Offered by Galerie de Lardemelle
Jean-Charles GESLIN
(Paris, 1814 – Paris, 1887)
Paestum : the ruins of the temple of Neptune
(ou second temple of Hera)
Oil on canvas
Signed and dated lower left
40 x 49 cm
July 1845
Great artist and distinguished scientist, Jean-Charles GESLIN, born in Paris on March 13, 1814, entered the School of Fine Arts in 1830 at fifteen and a half years. Naturally preferring painting, his parents forced him to enter the studio of the architect Callet. After two years working on the subject, Geslin convinced his parents to let him study painting and when he was received at school, he entered Picot's studio. Beside his creative effervescence, Geslin began to devote his time to archeology.
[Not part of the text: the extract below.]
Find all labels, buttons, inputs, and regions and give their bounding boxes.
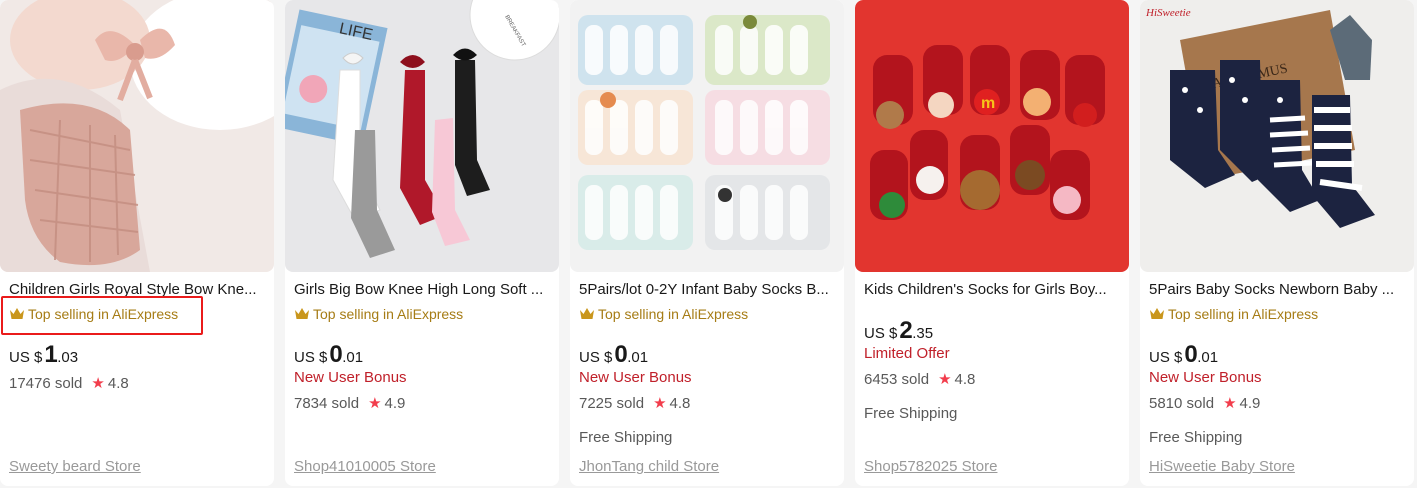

The year 1841 marks his first participation in the Salon with a view of the apse of the Saint-Denis abbey. On the advice of his artistic entourage, Geslin made the choice to continue his studies in Italy. He spent three years there between Rome, Pompeii and Paestum where he worked harshly seventeen days in a row in 1844. Geslin seduced by the majestic beauty of the then little known ruins resolved to take a number of views, most likely ours.
On his return from Italy, he sent to the Salon of 1845 a view of the Roman Forum which was noticed and earned him a third class gold medal.
Considered one of the best painters of architecture, Geslin founded then his preparatory drawing course at the Government Schools, which had famous students such as Lesseps, Daubrée, Fould ...
From 1850, his art evolves taking a more decorative penchant and the artist then received a lot of public orders that occupied until the Second Empire.
Notably from this period, in 1863, Geslin agreed to enter the Louvre as an inspector in the Department of Antiquities to participate in the project of the installation of the Campana collection in the museum.
Jean-Charles Geslin died on August 7, 1887 after dedicating his last strength to classifying his many collections and making relative catalogs.
The Greek city of Poseidonia was born in the middle of the 7th century BC and developed remarkably. In 273 BC it was conquered by Rome, and became a Latin colony, under the name of Paestum. The city prospered until the first century of our era, then declined gradually. Depopulated by malaria, it was destroyed by the Saracens in 877.
This archaeological site today owes its celebrity to the three temples built by the Greek colonists and which have come down to us in a very good state of conservation. The site has been the subject of regular excavations since the end of the 18th century.
The temple of Neptune (or second temple of Hera), which interests us here, was built in 450 BC next to a first temple dedicated to Hera already existing on the site but of a more archaic architecture. It is approximately 25 meters wide by 60 meters long and was built on the model of the temple of Zeus in Olympia.
Our painting offers us a panorama in slight down-plunge of the interior of this big temple. Surprising detail, this point of view will be taken almost identically several decades later by the Florentine photographer Giacomo Brogi (1822-1881).